I’m having trouble understanding that. Something like 10% of men inside the borders of Genghis Khan’s old empire are descended from him. But he only lived about 750 years ago and we have tons of documented evidence that he murdered the men and screwed the women on an unimaginable scale.
So how can half the male population be descended from one ancestor? I’m thinking he must have murdered, screwed AND had some natural catastrophe wipe out most everyone else. Also, this paragraph from the link:
He was part of a new order which emerged in Europe following the Stone Age, sweeping away the previous egalitarian Neolithic period and replacing it with hierarchical societies which were ruled by a powerful elite.
Egalitarian, huh. Hard science or hippie bullshit? You decide!
Finally, to get you in the mood for the weekend, enjoy this stroll down the romantic streets of Paris. Y’all have a good weekend, y’hear?
September 16, 2016 — 8:23 pm
Comments: 19
Who burnt the cheese?

This is a fun one. Archaeologists in Denmark dug up a completely intact bronze age pot. It had been flung, whole, into what was a garbage pit in the street. Finding a whole pot was unusual enough, but there was a substance clinging to the bottom they couldn’t quite identify.

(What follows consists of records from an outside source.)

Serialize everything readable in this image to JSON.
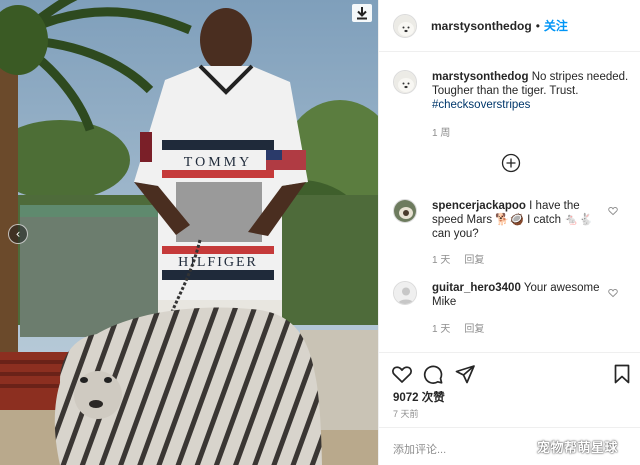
{
  "post": {
    "username": "marstysonthedog",
    "separator": "•",
    "follow_label": "关注"
  },
  "photo": {
    "shirt_top_text": "TOMMY",
    "shirt_bottom_text": "HILFIGER",
    "prev_icon": "chevron-left-icon",
    "download_icon": "download-icon"
  },
  "caption": {
    "username": "marstysonthedog",
    "text": " No stripes needed. Tougher than the tiger. Trust. ",
    "hashtag": "#checksoverstripes",
    "time": "1 周"
  },
  "load_more_icon": "plus-circle-icon",
  "comments": [
    {
      "username": "spencerjackapoo",
      "text": " I have the speed Mars 🐕🥥 I catch 🐁🐇 can you?",
      "time": "1 天",
      "reply_label": "回复"
    },
    {
      "username": "guitar_hero3400",
      "text": " Your awesome Mike",
      "time": "1 天",
      "reply_label": "回复"
    }
  ],
  "actions": {
    "icons": [
      "heart-icon",
      "comment-icon",
      "share-icon",
      "bookmark-icon"
    ],
    "likes": "9072 次赞",
    "posted": "7 天前",
    "add_comment_placeholder": "添加评论..."
  },
  "watermark": "宠物帮萌星球",
  "colors": {
    "follow": "#0095f6",
    "hashtag": "#00376b",
    "muted": "#8e8e8e",
    "divider": "#efefef"
  }
}
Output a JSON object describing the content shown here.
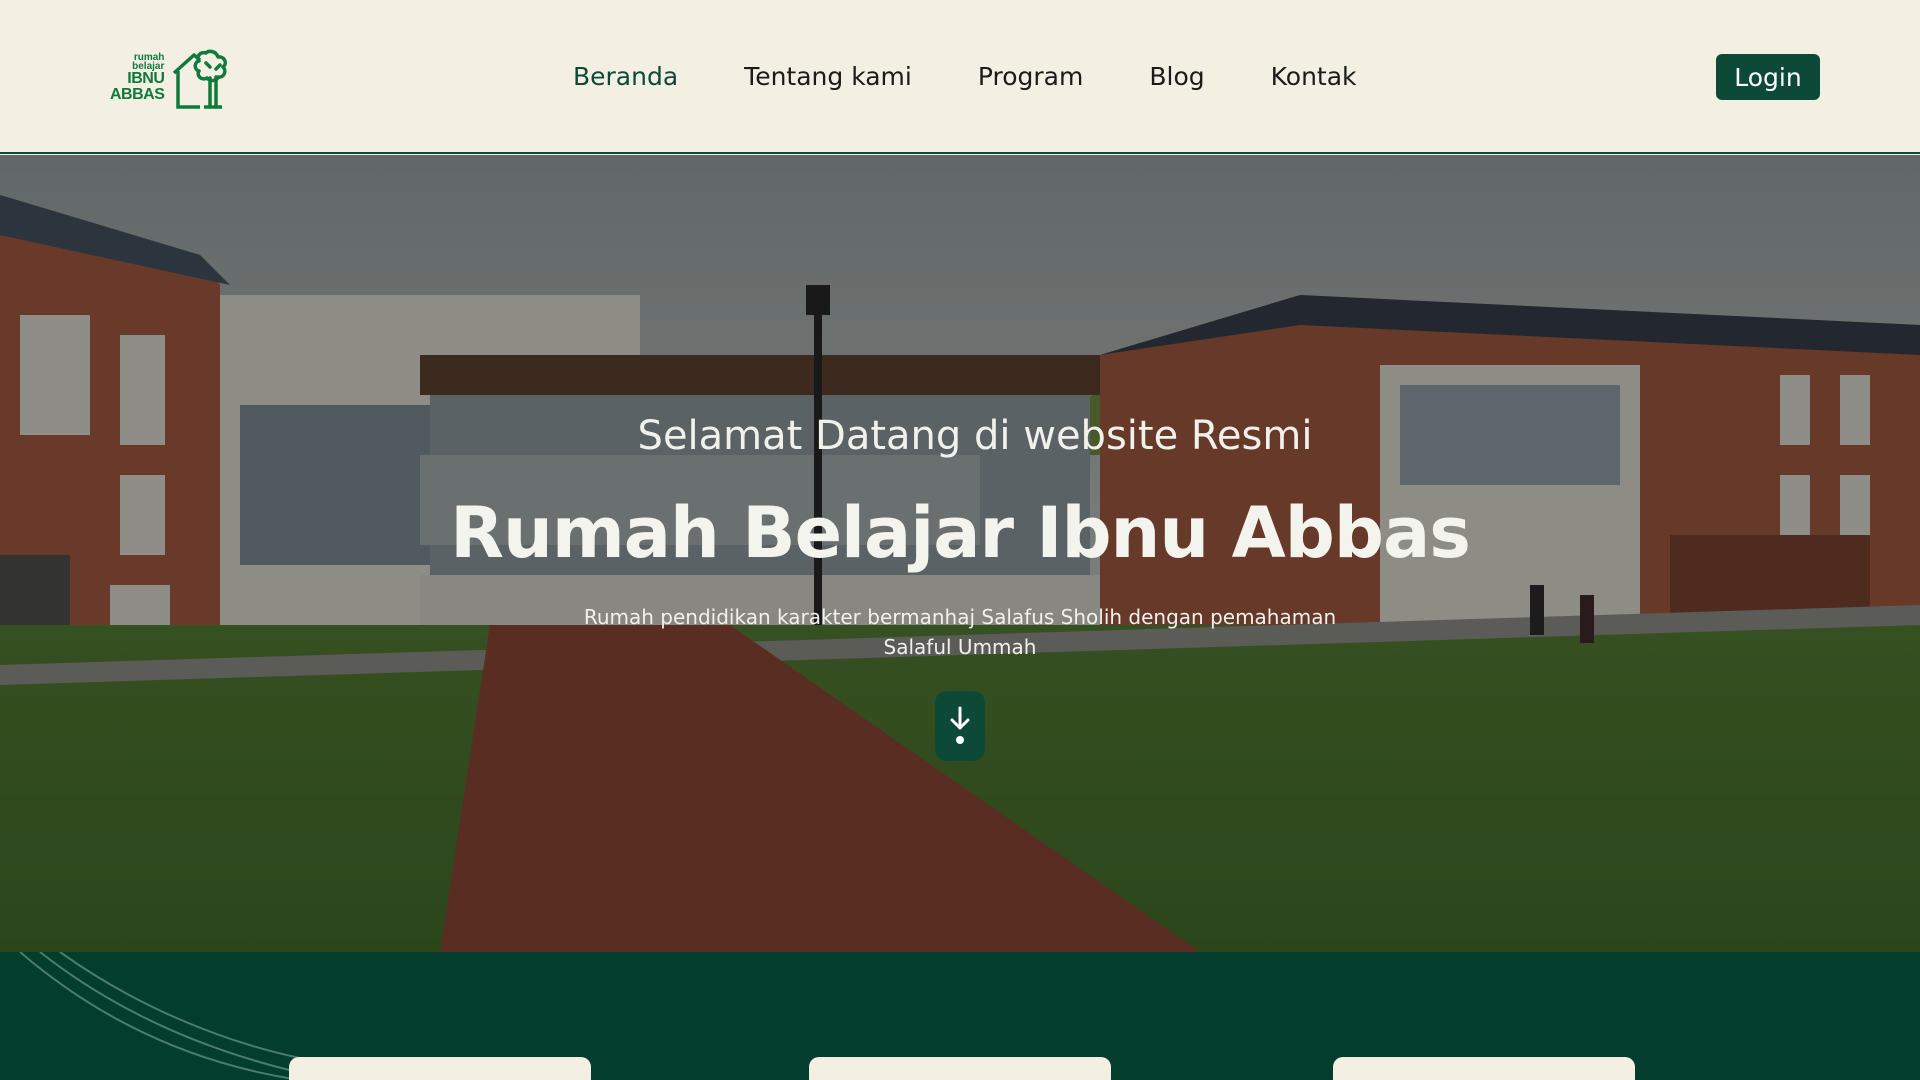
{
  "logo": {
    "line1": "rumah",
    "line2": "belajar",
    "line3": "IBNU",
    "line4": "ABBAS",
    "icon": "tree-house-icon",
    "color": "#0e7a3c"
  },
  "nav": {
    "items": [
      {
        "label": "Beranda",
        "active": true
      },
      {
        "label": "Tentang kami",
        "active": false
      },
      {
        "label": "Program",
        "active": false
      },
      {
        "label": "Blog",
        "active": false
      },
      {
        "label": "Kontak",
        "active": false
      }
    ]
  },
  "login": {
    "label": "Login"
  },
  "hero": {
    "welcome": "Selamat Datang di website Resmi",
    "title": "Rumah Belajar Ibnu Abbas",
    "description": "Rumah pendidikan karakter bermanhaj Salafus Sholih dengan pemahaman Salaful Ummah",
    "scroll_icon": "arrow-down-icon"
  },
  "colors": {
    "primary": "#0c4a37",
    "dark_green": "#033d2d",
    "cream": "#f4efe3"
  }
}
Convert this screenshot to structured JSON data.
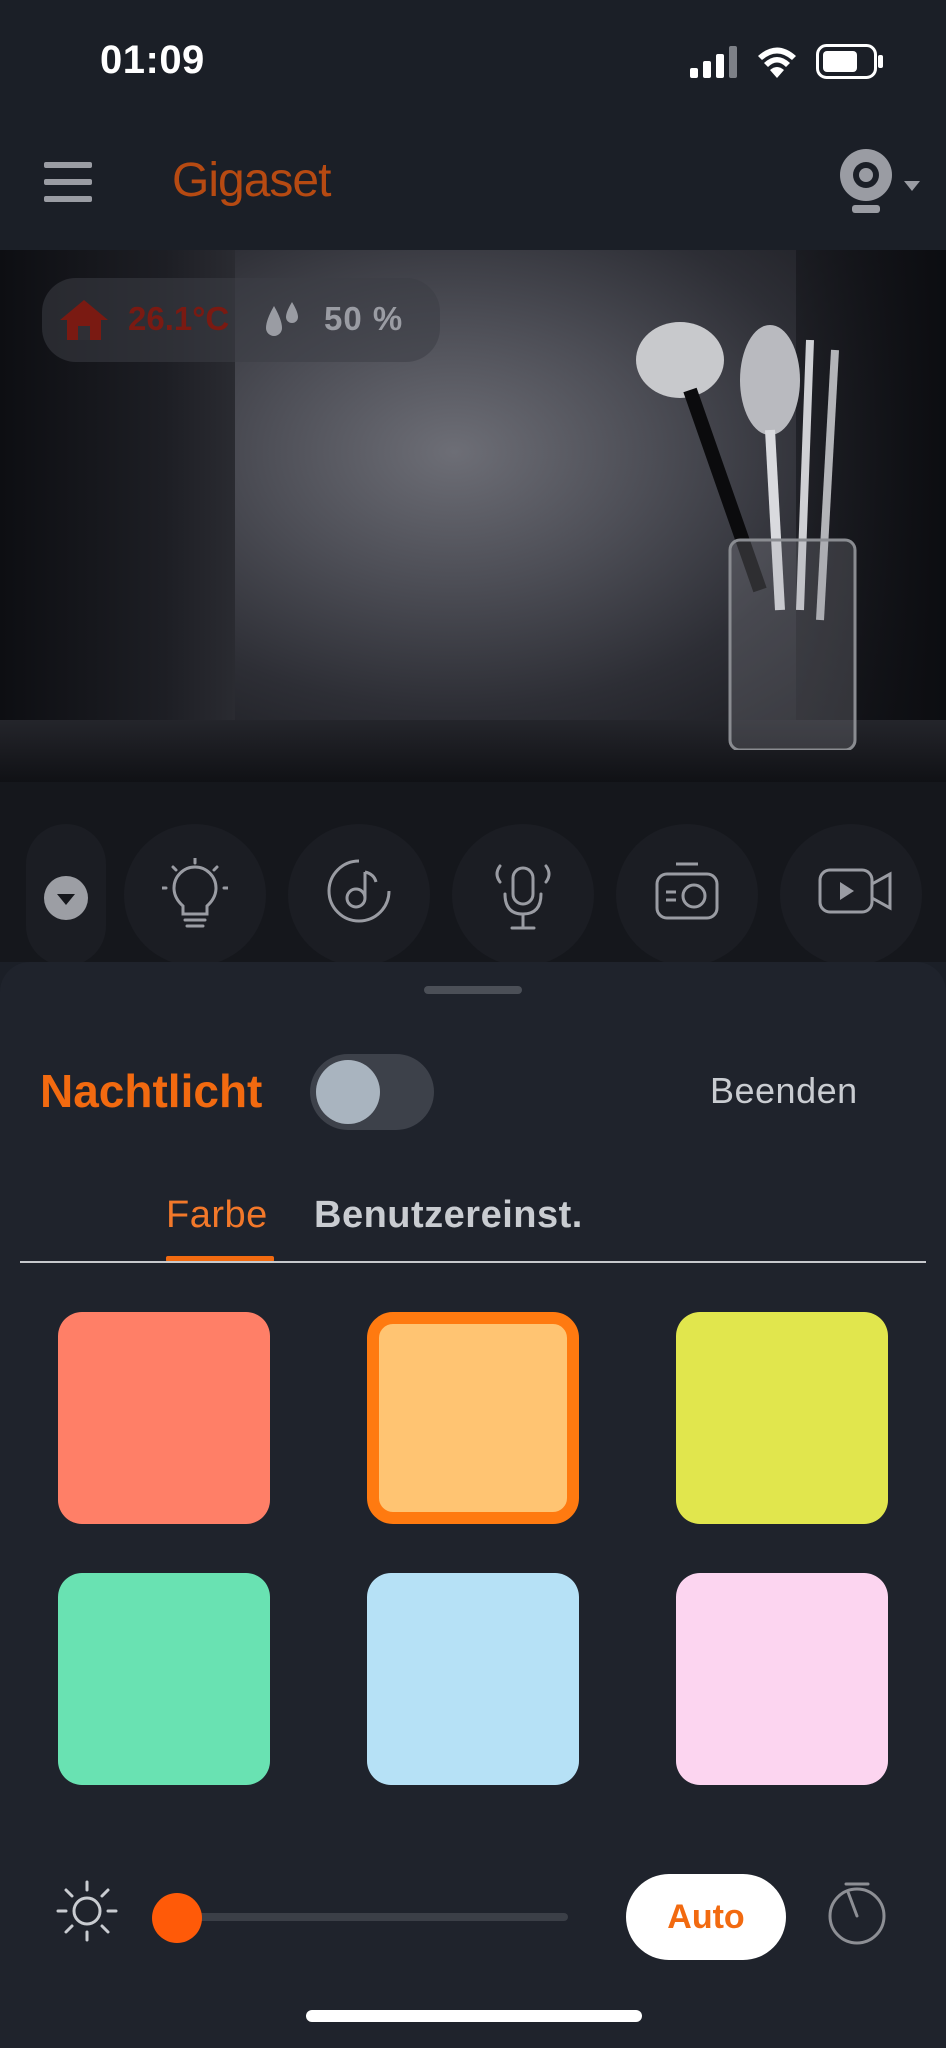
{
  "status_bar": {
    "time": "01:09"
  },
  "header": {
    "logo": "Gigaset",
    "camera_icon": "camera-icon"
  },
  "video": {
    "temperature": "26.1°C",
    "humidity": "50 %"
  },
  "controls": {
    "items": [
      {
        "name": "collapse",
        "icon": "chevron-down-icon"
      },
      {
        "name": "nightlight",
        "icon": "lightbulb-icon"
      },
      {
        "name": "lullaby",
        "icon": "music-icon"
      },
      {
        "name": "intercom",
        "icon": "microphone-icon"
      },
      {
        "name": "snapshot",
        "icon": "camera-icon"
      },
      {
        "name": "record",
        "icon": "video-icon"
      }
    ]
  },
  "sheet": {
    "title": "Nachtlicht",
    "toggle_on": false,
    "end_label": "Beenden",
    "tabs": [
      {
        "label": "Farbe",
        "active": true
      },
      {
        "label": "Benutzereinst.",
        "active": false
      }
    ],
    "swatches": [
      {
        "color": "#ff7f67",
        "selected": false
      },
      {
        "color": "#ffc472",
        "selected": true
      },
      {
        "color": "#e1e64d",
        "selected": false
      },
      {
        "color": "#69e2b2",
        "selected": false
      },
      {
        "color": "#b6e1f6",
        "selected": false
      },
      {
        "color": "#fcd5f0",
        "selected": false
      }
    ],
    "brightness": 0.0,
    "auto_label": "Auto"
  },
  "colors": {
    "accent": "#f26a10",
    "background": "#1f232c"
  }
}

After spectrometry, they have decided it’s cheese. Burnt cheese. Somebody accidentally burned a batch of cheese and threw the whole mess away. Probably.
The writer of the article has fun speculating about the possible bronze age family drama that ensued, or perhaps Cheese Burner was trying to hide the act by getting rid of the pot?
Phun phart phact: Britons do not use the expression “cut the cheese.” This matters because my employers like to host little wine and cheese get-togethers and there’s always much discussion of who’s going to cut the cheese and who cut the cheese last time and whether the cheese was cut fine or coarse. I swear I’m going to lose it some day.
Like when my mother in law exclaims, “blow me!”
September 15, 2016 — 10:13 pm
Comments: 10
I’m super cereal

I had a silly day today. I was going to stay home and do some chores, but I got a call that the phone was out at work. This is bad because the phone is tied to the security system, so I had to go in (so I could look up the customer number from our last bill) and navigate the help system of British Telecom. The hardest part of that is finding a live human. They’d rather open a vein than give you a phone number.
Anyway. Boring.
As today was screwed, we decided to get the weekly shop out of the way. Aldi had a special on a block of those little miniature cereals, so we bought one for nostalgia. And then the clash of cultures began.
I’m like, “these aren’t scored in the middle so you can use them as a bowl.”
And he’s like, “What?”
And I go, “you used to open them up and fold the sides back and the cereal was in a wax paper bag so you could pour the milk right in.”
And he goes, “didn’t you have bowls where you grew up?”
And I say, “sure, but these were for camping and, like, being in the woods and stuff.”
Long story short, he doesn’t believe me. Do you remember this? Was it really a thing? All I could find was that one picture, from a long-defunct breakfast blog.